Asylheime bitte in die Grünen-Hochburgen!

Ich wohne mittlerweile da, wo die Fähnchen geschwenkt wurden. Also bei den Hochnäsigen, aber es sind natürlich nicht alle so. Heute finde ich die EU schrecklich tatenlos (trotz Asylreform), Orbans Zaun recht pragmatisch, Angela Merkel sehe ich kritisch, weil sie die AfD entstehen und wildern ließ. Und Seehofer, der für viele damals als Unmensch galt, der hatte – finde ich jetzt – von Anfang an Recht.

Heute wäre ich eisern in Sachen Asylpolitik. Könnte ich, würde ich die Asylunterkünfte in die Hochburgen der Grünen hineinsetzen. Und nein, diese Hochburgen sind nicht auf dem Land. Mal schauen, wie lange sie dann noch grün wählen.

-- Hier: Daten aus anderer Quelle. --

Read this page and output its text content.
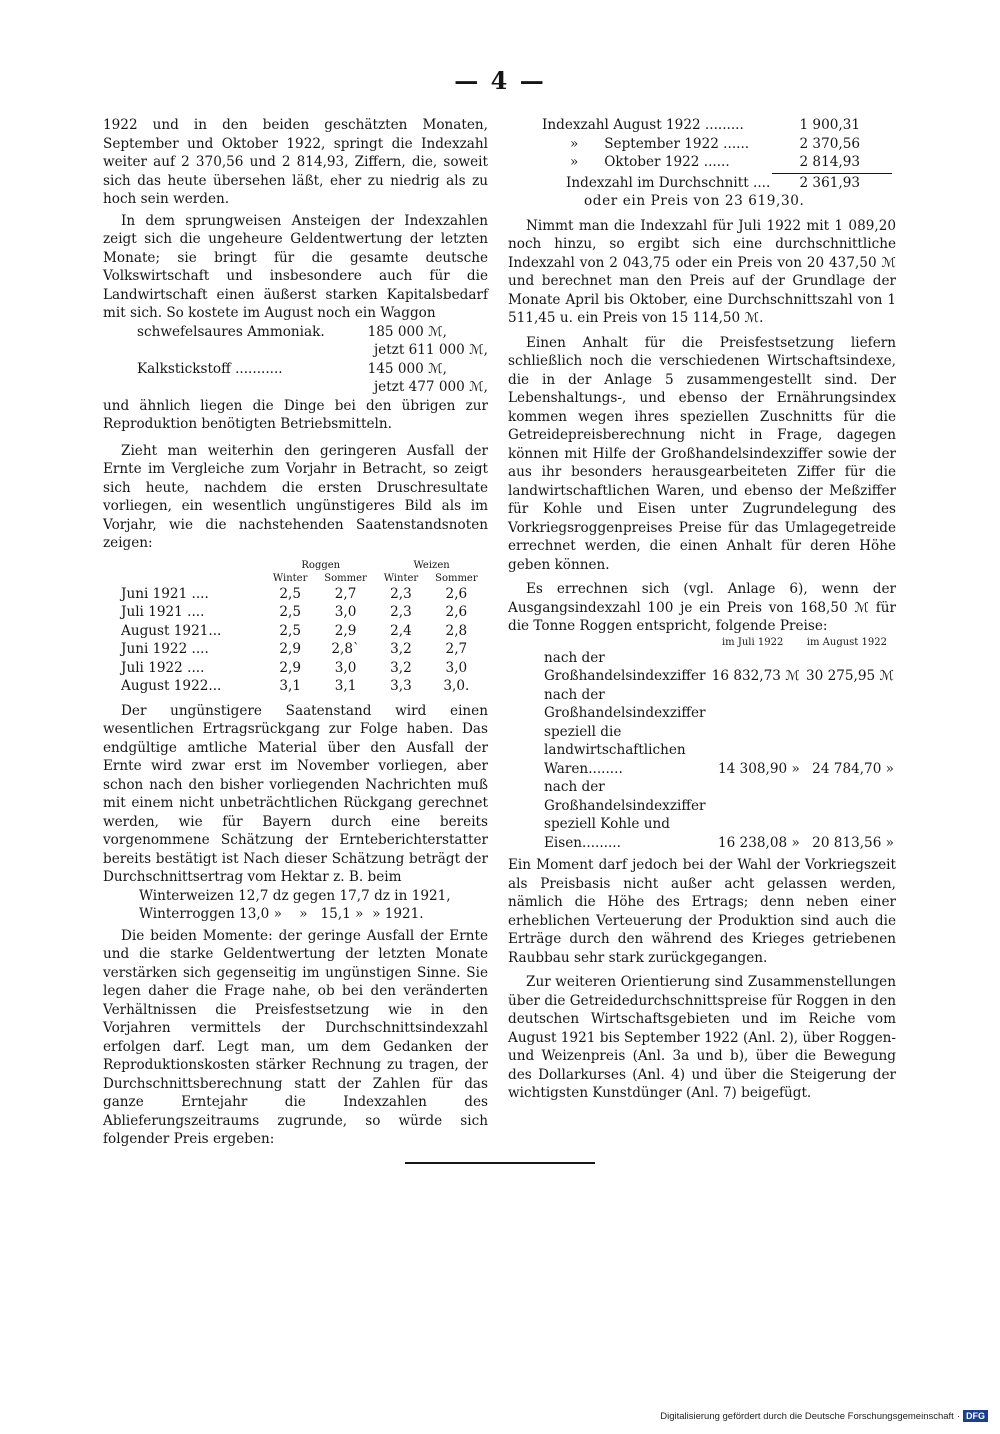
— 4 —

1922 und in den beiden geschätzten Monaten, September und Oktober 1922, springt die Indexzahl weiter auf 2 370,56 und 2 814,93, Ziffern, die, soweit sich das heute übersehen läßt, eher zu niedrig als zu hoch sein werden.

In dem sprungweisen Ansteigen der Indexzahlen zeigt sich die ungeheure Geldentwertung der letzten Monate; sie bringt für die gesamte deutsche Volkswirtschaft und insbesondere auch für die Landwirtschaft einen äußerst starken Kapitalsbedarf mit sich. So kostete im August noch ein Waggon

schwefelsaures Ammoniak.	185 000 ℳ,
jetzt 611 000 ℳ,
Kalkstickstoff ...........	145 000 ℳ,
jetzt 477 000 ℳ,

und ähnlich liegen die Dinge bei den übrigen zur Reproduktion benötigten Betriebsmitteln.

Zieht man weiterhin den geringeren Ausfall der Ernte im Vergleiche zum Vorjahr in Betracht, so zeigt sich heute, nachdem die ersten Druschresultate vorliegen, ein wesentlich ungünstigeres Bild als im Vorjahr, wie die nachstehenden Saatenstandsnoten zeigen:

	Roggen		Weizen	
	Winter	Sommer	Winter	Sommer
Juni 1921 ....	2,5	2,7	2,3	2,6
Juli 1921 ....	2,5	3,0	2,3	2,6
August 1921...	2,5	2,9	2,4	2,8
Juni 1922 ....	2,9	2,8`	3,2	2,7
Juli 1922 ....	2,9	3,0	3,2	3,0
August 1922...	3,1	3,1	3,3	3,0.

Der ungünstigere Saatenstand wird einen wesentlichen Ertragsrückgang zur Folge haben. Das endgültige amtliche Material über den Ausfall der Ernte wird zwar erst im November vorliegen, aber schon nach den bisher vorliegenden Nachrichten muß mit einem nicht unbeträchtlichen Rückgang gerechnet werden, wie für Bayern durch eine bereits vorgenommene Schätzung der Ernteberichterstatter bereits bestätigt ist Nach dieser Schätzung beträgt der Durchschnittsertrag vom Hektar z. B. beim

Winterweizen 12,7 dz gegen 17,7 dz in 1921,
Winterroggen 13,0 »    »   15,1 »  » 1921.

Die beiden Momente: der geringe Ausfall der Ernte und die starke Geldentwertung der letzten Monate verstärken sich gegenseitig im ungünstigen Sinne. Sie legen daher die Frage nahe, ob bei den veränderten Verhältnissen die Preisfestsetzung wie in den Vorjahren vermittels der Durchschnittsindexzahl erfolgen darf. Legt man, um dem Gedanken der Reproduktionskosten stärker Rechnung zu tragen, der Durchschnittsberechnung statt der Zahlen für das ganze Erntejahr die Indexzahlen des Ablieferungszeitraums zugrunde, so würde sich folgender Preis ergeben:

Indexzahl August 1922 .........	1 900,31
»      September 1922 ......	2 370,56
»      Oktober 1922 ......	2 814,93
Indexzahl im Durchschnitt .... 2 361,93
oder ein Preis von 23 619,30.

Nimmt man die Indexzahl für Juli 1922 mit 1 089,20 noch hinzu, so ergibt sich eine durchschnittliche Indexzahl von 2 043,75 oder ein Preis von 20 437,50 ℳ und berechnet man den Preis auf der Grundlage der Monate April bis Oktober, eine Durchschnittszahl von 1 511,45 u. ein Preis von 15 114,50 ℳ.

Einen Anhalt für die Preisfestsetzung liefern schließlich noch die verschiedenen Wirtschaftsindexe, die in der Anlage 5 zusammengestellt sind. Der Lebenshaltungs-, und ebenso der Ernährungsindex kommen wegen ihres speziellen Zuschnitts für die Getreidepreisberechnung nicht in Frage, dagegen können mit Hilfe der Großhandelsindexziffer sowie der aus ihr besonders herausgearbeiteten Ziffer für die landwirtschaftlichen Waren, und ebenso der Meßziffer für Kohle und Eisen unter Zugrundelegung des Vorkriegsroggenpreises Preise für das Umlagegetreide errechnet werden, die einen Anhalt für deren Höhe geben können.

Es errechnen sich (vgl. Anlage 6), wenn der Ausgangsindexzahl 100 je ein Preis von 168,50 ℳ für die Tonne Roggen entspricht, folgende Preise:

	im Juli 1922	im August 1922
nach der Großhandelsindexziffer	16 832,73 ℳ	30 275,95 ℳ
nach der Großhandelsindexziffer speziell die landwirtschaftlichen Waren........	14 308,90 »	24 784,70 »
nach der Großhandelsindexziffer speziell Kohle und Eisen.........	16 238,08 »	20 813,56 »

Ein Moment darf jedoch bei der Wahl der Vorkriegszeit als Preisbasis nicht außer acht gelassen werden, nämlich die Höhe des Ertrags; denn neben einer erheblichen Verteuerung der Produktion sind auch die Erträge durch den während des Krieges getriebenen Raubbau sehr stark zurückgegangen.

Zur weiteren Orientierung sind Zusammenstellungen über die Getreidedurchschnittspreise für Roggen in den deutschen Wirtschaftsgebieten und im Reiche vom August 1921 bis September 1922 (Anl. 2), über Roggen- und Weizenpreis (Anl. 3a und b), über die Bewegung des Dollarkurses (Anl. 4) und über die Steigerung der wichtigsten Kunstdünger (Anl. 7) beigefügt.

Digitalisierung gefördert durch die Deutsche Forschungsgemeinschaft · DFG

Warum ich jetzt so hart bin? Weil es einfach nicht mehr 2015 ist. Ich würde mich nicht mehr lustig machen, wenn jemand bei einer Umfrage „ich habe nichts gegen Flüchtlinge, ABER…“ sagt. Ich würde mich wundern, warum er den ersten Teil des Satzes nicht gleich ganz weglässt.

Verschwiegene Wahrheiten werden irgendwann giftig

Dieses „aber“ ist mit jedem Jahr Flüchtlingskrise offensichtlicher geworden: Natürlich sind Flüchtlinge irgendwann eine Konkurrenz auf dem Wohnungsmarkt. Und natürlich halten sich nicht alle an die Regeln, manche werden kriminell.

Natürlich integriert sich nicht jeder so vorbildlich, vor allem, wenn die Communities vor Ort immer größer werden. Natürlich liegen auch nicht wenige dem Staat auf der Tasche. Und: Es kommen einfach sehr viele junge Männer. Darunter Antisemiten und islamistische Terroristen.

Alle verschwiegenen Wahrheiten werden giftig, hat Friedrich Nietzsche mal gesagt. Bei den Wahlen in Sachsen und Thüringen haben wir gesehen: Sie sind verdammt giftig geworden.

Es war die x-te Quittung fürs Abtun von berechtigten Sorgen, die seit neun Jahren nun mal da sind. Die Stimmen gehen an die, die sich trauen, das „Aber“ glaubwürdig zu thematisieren.

Schluss mit moralischem Größenwahnsinn

Auch ich finde, dass die Wahlen im Osten ein Weckruf waren. Dafür, endlich damit aufzuhören, im Alleingang die Welt samt Flüchtlingen zu retten, sondern sich selbst zu schützen und in Ordnung zu bringen.

Den sozialen Frieden wiederherzustellen, weil niemand mehr leugnen kann, dass es Verteilungskämpfe gibt. Man könnte es auch so sagen: Deutschland braucht jetzt dringend ein wenig „Selfcare-time“, ohne dass ständig jemand anklopft.